Britain issues ‘severe’ flood warnings as rivers keep rising

flood

LONDON (AP) — Britain issued five “severe” flood alerts on Monday, warning there’s a danger to life after Storm Dennis dumped weeks worth of rain in some places. It gale-force winds also caused flooding and power outages across other parts of northern Europe.

The severe flood warnings were for the central English counties of Worcestershire, Herefordshire and Shropshire. The Met Office, Britain’s meteorological agency, issued another 221 flood warnings for England, along with 24 for Wales and 12 for Scotland.

The weather system brought winds of more than 145 kph (90 mph) and up to 150 millimeters (6 inches) of rain over the weekend.

Forecasters said river levels in parts of northern England had yet to reach their peak.
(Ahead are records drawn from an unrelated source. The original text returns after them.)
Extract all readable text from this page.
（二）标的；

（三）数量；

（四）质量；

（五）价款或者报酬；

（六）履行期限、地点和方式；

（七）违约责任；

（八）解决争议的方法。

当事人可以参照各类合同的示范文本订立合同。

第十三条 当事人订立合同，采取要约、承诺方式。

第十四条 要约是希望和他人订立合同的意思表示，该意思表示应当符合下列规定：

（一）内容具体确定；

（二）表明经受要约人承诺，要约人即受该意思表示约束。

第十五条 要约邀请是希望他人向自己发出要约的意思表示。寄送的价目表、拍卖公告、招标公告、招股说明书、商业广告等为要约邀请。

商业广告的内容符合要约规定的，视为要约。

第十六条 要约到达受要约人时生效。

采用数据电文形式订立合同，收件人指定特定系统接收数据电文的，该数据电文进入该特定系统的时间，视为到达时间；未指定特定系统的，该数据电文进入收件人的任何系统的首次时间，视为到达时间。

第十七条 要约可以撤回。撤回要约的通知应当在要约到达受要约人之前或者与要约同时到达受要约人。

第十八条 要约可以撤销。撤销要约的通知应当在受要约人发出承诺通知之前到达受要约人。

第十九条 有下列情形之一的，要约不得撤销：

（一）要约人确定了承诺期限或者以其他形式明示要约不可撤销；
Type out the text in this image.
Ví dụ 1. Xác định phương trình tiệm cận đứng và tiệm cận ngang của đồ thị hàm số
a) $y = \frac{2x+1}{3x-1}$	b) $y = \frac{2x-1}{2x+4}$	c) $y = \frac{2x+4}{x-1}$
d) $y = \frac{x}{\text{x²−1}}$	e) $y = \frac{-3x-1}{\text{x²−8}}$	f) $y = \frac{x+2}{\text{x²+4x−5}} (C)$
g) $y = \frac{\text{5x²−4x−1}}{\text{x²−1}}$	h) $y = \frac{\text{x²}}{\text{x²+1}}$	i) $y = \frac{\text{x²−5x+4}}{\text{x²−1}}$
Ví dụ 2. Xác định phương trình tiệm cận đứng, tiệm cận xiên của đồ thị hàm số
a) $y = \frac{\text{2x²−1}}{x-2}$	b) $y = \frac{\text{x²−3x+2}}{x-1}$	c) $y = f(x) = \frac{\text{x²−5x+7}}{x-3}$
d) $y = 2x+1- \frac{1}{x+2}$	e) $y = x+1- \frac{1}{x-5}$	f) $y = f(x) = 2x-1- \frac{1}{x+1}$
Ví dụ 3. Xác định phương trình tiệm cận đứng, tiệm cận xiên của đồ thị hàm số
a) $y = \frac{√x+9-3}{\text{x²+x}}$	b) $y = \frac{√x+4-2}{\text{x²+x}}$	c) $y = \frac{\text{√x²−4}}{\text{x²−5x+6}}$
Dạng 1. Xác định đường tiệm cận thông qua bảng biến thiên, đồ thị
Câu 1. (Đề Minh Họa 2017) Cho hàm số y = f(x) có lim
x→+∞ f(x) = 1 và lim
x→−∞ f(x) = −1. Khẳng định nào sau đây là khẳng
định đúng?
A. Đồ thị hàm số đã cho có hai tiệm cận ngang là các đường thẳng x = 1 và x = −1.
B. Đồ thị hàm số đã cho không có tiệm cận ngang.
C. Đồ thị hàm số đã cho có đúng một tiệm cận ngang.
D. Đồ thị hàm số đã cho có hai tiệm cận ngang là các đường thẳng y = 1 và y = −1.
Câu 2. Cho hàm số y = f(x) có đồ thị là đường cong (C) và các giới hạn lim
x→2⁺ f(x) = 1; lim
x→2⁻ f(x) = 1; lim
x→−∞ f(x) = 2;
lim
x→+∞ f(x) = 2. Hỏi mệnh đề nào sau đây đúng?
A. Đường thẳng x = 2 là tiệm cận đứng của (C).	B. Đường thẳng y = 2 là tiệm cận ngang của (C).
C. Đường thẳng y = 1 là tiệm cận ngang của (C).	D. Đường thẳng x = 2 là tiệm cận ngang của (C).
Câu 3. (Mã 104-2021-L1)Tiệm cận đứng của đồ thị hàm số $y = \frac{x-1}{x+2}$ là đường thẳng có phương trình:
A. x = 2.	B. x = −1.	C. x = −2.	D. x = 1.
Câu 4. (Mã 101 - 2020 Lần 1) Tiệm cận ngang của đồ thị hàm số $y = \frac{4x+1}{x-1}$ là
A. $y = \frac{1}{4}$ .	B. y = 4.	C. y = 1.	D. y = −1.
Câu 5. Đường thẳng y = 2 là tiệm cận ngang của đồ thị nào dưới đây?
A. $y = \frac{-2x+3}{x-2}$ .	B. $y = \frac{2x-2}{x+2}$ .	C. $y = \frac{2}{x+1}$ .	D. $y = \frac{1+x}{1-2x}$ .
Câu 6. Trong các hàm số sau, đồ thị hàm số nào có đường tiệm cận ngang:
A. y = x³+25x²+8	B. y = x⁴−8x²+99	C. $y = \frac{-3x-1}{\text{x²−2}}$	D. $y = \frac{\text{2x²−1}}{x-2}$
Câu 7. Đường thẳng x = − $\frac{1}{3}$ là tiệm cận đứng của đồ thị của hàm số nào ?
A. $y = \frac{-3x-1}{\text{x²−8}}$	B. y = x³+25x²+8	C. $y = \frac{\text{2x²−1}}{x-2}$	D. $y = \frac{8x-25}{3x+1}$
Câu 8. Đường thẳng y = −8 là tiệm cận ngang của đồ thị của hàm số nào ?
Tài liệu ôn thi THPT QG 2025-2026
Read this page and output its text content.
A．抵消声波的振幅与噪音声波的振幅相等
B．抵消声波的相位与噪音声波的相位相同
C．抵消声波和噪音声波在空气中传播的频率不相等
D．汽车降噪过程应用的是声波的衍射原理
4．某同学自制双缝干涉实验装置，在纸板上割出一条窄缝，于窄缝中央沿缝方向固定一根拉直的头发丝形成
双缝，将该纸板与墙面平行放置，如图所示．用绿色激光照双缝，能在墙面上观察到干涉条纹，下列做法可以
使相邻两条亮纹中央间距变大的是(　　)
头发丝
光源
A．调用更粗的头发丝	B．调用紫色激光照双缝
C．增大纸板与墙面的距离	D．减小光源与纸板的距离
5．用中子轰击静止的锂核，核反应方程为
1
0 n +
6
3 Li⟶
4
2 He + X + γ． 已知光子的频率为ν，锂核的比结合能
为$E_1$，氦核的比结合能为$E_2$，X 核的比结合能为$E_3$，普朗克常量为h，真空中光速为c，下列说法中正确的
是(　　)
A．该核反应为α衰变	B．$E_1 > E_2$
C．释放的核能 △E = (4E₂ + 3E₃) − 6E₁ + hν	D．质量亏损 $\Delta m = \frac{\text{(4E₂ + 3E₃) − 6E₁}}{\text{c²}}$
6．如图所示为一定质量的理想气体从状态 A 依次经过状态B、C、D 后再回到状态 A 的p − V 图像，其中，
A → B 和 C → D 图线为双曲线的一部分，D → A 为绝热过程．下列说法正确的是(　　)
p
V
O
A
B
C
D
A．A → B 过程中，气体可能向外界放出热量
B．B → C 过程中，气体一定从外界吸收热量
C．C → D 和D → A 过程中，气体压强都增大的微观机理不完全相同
In the northern England city of York, authorities were piling up more than 4,000 sandbags as the Rover Ouse continued to rise. It’s expected to peak on Tuesday.

Other residents in parts of Wales and western England were cleaning up Monday after the storm flooded roads, railways, homes and businesses and disrupted travel across Britain.

The British environment secretary said climate change was making extreme weather events more common, but denied tha t Prime Minister Boris Johnson’s Conservative gover nment was unprepared.

“We’ll never be able to protect every single household just because of the nature of climate change and the fact that these weather events are becoming more extreme, but we’ve done everything that we can do with a significant sum of money, and there’s more to come,” Minister George Eustice said.

Across the North Sea, strong winds and heavy rain caused flooding, road closures and electricity outages across the Nordic and Baltic regions.

In Norway, more than half a dozen roads and several passes were closed. The southwestern Denmark city of Kolding and its surrounding were flooded as gale force winds and heavy rain battered the area.

Emergency services in the city at the end of the Kolding Fjord on the eastern side of the Jutland peninsula were pumping out water from basements and using sand bags to try to contain the flooding.

In Estonia, some 1,200 households were without electricity, the Baltic News Service reported.